Conscient de l’importance de la communication autour d’un film, pour la première fois, Spielberg consacre la moitié de son budget au merchandising et à la publicité. Le film devient le plus grand succès du box-office mondial avec plus d’un milliard de dollars.

Arrive l’heure de l’ultime reconnaissance de la profession, avec deux premiers Oscars qui lui sont attribués pour « La liste de Schindler ».

L’occasion pour Spielberg de parler de ses racines juives, et de se confronter à la Shoah dont plusieurs membres de sa famille ont été victimes.

Son travail de mémoire ne se limite pas à ce film. Il fonde par la suite « Survivors of the Shoah Visual History Foundation », une organisation qui 

immortalise en les filmant les témoignages de plus de 50 000 témoins de la Shoah.

À partir de « La liste de Schindler », Spielberg ne se contente plus de divertissements, ses films questionnent sur des thèmes essentiels :

Il pointe les dangers du clonage avec « Intelligence Artificielle ».

Il défend la présomption d’innocence avec « Minority report », la liberté de la presse avec « Pentagon Papers » ou traite du terrorisme et du conflit Israelo-arabe avec « Munich ».

2021. Il sort sa version de « West side Story », un 34ème long-métrage qui lui fait dire : « Ce film m’a permis d’admirer les autres exceller dans un domaine dans lequel je suis totalement nul : la danse » 

Au passage, il aborde là encore un sujet sérieux, le racisme et les minorités.

Si Spielberg est sans aucun doute un nostalgique, il est pourtant bien ancré dans le présent, tout en se passionnant pour l’avenir. Sa filmographie le révèle avec 21 histoires qui se déroulent dans le passé, 9 dans le présent et 4 dans le futur.

L’une de ses particularités de réalisation est l’utilisation d’un effet nommé la « Speilberg face ». Il s’agit d’un rapide zoom avant, vers un personnage étonné, qui se met à écarquiller les yeux, confronté à un élément inattendu.

On retrouve ce plan dans la plupart de ses films, avec un record pour « Rencontres du 3e type » qui l’utilise près de 30 fois.

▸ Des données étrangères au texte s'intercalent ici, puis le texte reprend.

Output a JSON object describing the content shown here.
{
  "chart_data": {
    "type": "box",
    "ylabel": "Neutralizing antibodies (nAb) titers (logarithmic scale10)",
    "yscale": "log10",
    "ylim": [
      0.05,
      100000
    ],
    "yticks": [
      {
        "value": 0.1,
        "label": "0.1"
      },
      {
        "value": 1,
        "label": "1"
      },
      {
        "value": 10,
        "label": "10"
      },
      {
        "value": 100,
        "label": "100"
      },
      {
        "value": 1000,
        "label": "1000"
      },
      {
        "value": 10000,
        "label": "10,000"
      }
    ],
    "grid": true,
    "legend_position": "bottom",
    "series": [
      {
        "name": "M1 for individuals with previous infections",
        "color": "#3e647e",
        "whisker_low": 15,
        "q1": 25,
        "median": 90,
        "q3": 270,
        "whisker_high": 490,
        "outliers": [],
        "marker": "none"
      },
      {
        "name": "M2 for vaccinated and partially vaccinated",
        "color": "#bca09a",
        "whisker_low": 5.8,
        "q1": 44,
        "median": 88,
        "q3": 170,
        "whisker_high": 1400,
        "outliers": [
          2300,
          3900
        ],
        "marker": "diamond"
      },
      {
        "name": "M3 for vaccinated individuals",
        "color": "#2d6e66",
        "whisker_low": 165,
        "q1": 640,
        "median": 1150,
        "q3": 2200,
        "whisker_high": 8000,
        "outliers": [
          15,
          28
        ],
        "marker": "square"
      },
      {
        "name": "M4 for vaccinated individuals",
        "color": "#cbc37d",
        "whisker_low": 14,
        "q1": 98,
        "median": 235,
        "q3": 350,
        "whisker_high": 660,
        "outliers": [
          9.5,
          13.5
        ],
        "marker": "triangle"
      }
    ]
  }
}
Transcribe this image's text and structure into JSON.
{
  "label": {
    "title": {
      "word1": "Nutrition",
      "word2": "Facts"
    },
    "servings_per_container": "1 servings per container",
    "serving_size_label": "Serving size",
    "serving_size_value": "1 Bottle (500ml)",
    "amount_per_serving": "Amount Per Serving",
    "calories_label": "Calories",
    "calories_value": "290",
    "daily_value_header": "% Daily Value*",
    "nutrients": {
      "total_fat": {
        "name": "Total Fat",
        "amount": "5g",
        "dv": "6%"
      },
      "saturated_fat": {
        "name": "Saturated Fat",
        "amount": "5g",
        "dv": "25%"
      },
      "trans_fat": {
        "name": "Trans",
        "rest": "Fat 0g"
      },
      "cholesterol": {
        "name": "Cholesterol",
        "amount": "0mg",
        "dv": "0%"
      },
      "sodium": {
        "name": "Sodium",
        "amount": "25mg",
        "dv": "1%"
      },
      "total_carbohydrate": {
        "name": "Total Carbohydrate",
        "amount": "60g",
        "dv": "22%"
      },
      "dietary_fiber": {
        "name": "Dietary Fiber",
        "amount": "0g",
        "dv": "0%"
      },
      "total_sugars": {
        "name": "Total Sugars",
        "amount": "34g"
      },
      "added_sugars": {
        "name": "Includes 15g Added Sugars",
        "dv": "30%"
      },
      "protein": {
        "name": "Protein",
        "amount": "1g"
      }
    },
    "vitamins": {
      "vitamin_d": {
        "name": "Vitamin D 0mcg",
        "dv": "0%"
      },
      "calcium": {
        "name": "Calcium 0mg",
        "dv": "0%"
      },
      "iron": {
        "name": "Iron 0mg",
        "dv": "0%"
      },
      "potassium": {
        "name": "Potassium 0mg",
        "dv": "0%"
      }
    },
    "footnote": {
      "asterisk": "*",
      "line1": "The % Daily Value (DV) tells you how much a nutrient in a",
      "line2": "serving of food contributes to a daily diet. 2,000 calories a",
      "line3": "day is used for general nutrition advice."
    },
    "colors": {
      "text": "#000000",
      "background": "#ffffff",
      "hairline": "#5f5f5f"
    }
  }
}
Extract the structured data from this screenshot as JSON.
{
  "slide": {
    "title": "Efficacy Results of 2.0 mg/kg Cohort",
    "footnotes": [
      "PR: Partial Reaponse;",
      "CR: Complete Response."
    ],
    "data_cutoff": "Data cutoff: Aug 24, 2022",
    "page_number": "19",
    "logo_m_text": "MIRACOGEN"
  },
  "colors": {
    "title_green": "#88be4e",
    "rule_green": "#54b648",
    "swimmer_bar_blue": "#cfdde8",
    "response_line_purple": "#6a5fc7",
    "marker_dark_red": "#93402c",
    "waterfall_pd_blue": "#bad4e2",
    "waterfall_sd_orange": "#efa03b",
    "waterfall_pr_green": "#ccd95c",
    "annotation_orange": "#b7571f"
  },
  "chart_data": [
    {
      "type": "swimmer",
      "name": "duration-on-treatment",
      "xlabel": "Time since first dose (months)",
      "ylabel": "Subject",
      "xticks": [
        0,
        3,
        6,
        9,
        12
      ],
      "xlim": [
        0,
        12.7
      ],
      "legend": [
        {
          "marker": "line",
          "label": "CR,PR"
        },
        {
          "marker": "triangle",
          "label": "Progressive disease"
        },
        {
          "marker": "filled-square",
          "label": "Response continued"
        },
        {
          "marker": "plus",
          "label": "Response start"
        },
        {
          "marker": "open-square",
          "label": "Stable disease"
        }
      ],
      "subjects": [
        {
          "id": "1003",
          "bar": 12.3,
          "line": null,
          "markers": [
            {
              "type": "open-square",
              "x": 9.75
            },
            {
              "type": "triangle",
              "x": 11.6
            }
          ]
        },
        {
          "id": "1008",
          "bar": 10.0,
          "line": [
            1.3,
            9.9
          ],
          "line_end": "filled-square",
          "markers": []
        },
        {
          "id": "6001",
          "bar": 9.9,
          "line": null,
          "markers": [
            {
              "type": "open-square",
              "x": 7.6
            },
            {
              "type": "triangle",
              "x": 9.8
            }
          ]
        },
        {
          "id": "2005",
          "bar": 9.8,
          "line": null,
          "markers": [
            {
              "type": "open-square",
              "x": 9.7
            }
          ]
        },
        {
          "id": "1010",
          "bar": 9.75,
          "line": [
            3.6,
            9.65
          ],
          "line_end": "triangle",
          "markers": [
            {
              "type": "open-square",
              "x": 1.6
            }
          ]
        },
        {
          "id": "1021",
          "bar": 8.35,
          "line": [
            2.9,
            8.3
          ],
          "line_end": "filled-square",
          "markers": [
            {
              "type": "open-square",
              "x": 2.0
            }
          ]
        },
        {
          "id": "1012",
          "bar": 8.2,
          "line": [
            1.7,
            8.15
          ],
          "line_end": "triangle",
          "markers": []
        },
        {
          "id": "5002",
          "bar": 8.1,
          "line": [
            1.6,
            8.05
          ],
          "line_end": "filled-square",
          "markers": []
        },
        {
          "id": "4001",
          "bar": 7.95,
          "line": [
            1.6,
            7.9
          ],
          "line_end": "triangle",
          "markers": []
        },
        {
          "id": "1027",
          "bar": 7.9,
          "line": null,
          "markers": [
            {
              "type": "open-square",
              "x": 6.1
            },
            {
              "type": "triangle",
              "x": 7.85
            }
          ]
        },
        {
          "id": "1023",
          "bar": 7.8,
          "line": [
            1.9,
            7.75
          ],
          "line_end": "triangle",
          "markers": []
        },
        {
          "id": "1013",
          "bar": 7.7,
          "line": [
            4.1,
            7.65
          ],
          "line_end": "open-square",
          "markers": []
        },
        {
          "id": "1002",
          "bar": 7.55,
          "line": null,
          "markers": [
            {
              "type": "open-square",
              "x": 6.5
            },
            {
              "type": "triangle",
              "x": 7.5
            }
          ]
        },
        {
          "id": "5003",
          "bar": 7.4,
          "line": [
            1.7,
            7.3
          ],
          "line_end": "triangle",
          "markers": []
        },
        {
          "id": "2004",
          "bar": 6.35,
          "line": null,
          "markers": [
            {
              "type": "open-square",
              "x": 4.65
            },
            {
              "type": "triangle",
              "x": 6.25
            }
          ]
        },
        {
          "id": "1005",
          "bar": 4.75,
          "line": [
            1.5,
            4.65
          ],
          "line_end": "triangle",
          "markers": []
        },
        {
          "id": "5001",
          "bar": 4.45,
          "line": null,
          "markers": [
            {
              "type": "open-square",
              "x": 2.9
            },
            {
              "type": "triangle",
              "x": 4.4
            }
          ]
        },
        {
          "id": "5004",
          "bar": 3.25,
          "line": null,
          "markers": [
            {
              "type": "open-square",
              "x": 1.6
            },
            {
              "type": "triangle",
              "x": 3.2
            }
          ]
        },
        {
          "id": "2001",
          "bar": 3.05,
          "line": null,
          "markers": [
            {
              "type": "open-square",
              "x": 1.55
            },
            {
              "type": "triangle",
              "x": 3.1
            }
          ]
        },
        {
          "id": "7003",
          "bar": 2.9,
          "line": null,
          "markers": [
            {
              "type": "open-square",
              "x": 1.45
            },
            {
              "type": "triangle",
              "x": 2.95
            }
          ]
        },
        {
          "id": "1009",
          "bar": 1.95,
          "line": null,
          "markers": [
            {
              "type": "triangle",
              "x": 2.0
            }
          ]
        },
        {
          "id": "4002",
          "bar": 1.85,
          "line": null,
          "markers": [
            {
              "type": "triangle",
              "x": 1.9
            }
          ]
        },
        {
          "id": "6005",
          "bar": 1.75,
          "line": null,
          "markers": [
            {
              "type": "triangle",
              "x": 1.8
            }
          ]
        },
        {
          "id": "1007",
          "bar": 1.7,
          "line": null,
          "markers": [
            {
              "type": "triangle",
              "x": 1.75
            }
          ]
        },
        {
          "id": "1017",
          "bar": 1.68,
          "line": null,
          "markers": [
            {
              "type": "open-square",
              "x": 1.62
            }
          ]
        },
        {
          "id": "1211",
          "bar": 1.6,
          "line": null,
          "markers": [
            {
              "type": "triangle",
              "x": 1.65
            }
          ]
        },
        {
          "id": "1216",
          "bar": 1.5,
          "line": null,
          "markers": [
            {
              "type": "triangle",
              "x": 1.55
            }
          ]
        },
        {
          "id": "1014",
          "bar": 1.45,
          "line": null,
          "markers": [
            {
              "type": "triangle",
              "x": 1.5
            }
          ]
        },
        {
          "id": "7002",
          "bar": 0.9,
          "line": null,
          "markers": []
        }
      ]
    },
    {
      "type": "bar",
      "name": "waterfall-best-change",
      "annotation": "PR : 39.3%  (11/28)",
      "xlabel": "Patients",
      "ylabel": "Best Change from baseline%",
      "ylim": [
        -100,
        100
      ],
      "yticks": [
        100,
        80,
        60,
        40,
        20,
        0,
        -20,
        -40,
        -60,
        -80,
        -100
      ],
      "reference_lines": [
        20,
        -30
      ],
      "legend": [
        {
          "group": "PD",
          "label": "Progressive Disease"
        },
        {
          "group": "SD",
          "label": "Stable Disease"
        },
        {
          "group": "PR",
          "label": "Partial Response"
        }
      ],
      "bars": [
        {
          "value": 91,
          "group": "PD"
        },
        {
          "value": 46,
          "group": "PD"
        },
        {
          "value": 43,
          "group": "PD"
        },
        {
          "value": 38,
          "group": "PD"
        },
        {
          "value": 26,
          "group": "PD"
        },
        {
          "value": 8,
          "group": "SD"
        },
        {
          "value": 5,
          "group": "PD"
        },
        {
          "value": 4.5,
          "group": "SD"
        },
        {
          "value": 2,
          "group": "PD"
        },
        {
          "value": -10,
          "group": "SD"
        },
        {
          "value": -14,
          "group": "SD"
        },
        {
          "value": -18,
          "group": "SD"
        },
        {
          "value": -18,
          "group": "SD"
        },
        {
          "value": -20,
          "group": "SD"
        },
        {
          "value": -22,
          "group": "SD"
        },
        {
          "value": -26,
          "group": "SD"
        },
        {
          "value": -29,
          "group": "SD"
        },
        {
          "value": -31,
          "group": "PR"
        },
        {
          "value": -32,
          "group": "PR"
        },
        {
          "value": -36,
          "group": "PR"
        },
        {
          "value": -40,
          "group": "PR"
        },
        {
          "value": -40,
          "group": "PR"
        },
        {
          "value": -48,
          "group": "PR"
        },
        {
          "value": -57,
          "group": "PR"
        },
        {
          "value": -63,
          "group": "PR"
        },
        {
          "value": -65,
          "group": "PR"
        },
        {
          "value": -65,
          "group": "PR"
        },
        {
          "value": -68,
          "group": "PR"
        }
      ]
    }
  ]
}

Autre spécificité qui a surpris plus d’un comédien, il ne fait jamais répéter ses acteurs avant de tourner une prise.

Et si, à l’époque du film « 1941 », il réalise en moyenne 20 prises par scène, à partir des « Aventuriers de l’arche perdue » il devient plus raisonnable, se contentant désormais de quatre prises maximums par scène. Un rythme qu’il conserve par la suite.

À noter qu’il est très fidèle professionnellement : John Williams a réalisé la musique de 31 de ses films. La productrice Kathleen Kennedy a travaillé sur près de 20 d’entre eux, le directeur de la photographie Janusz Kaminski sur 18, et le monteur Michael Kahn sur 15.

Autre signe particulier, il aime faire tourner des acteurs français. Au générique de sa filmographie, on retrouve entre autres Mathieu Amalric, Yvan Attal, Mathieu Kassovitz, Michael Lonsdale, Nathalie Baye ou Niels Arestrup.

Le principal thème de ses histoires reste indéniablement l’enfance et ses blessures.

La conséquence logique est qu’il est le premier à avoir mis des enfants en tête d’affiche. Il est aussi considéré comme le meilleur directeur d’acteurs d’enfants.

S’il a fêté en décembre 2021 ses 75 ans, Spielberg reste assurément lui-même un enfant qui n’a jamais vraiment grandi, à l’image de son Peter Pan dans « Hook ».

Et si Spielberg est un éternel gamin, on ne peut que s’en féliciter, et l’en remercier. C’est ainsi qu’il nous permet, à nous adultes, de raviver à chacun de ses films, la flamme intacte mais si fragile de notre âme d’enfant.

Car, comme il aime à le dire :

« Des deux côtés de la caméra, nous sommes tous des enfants ».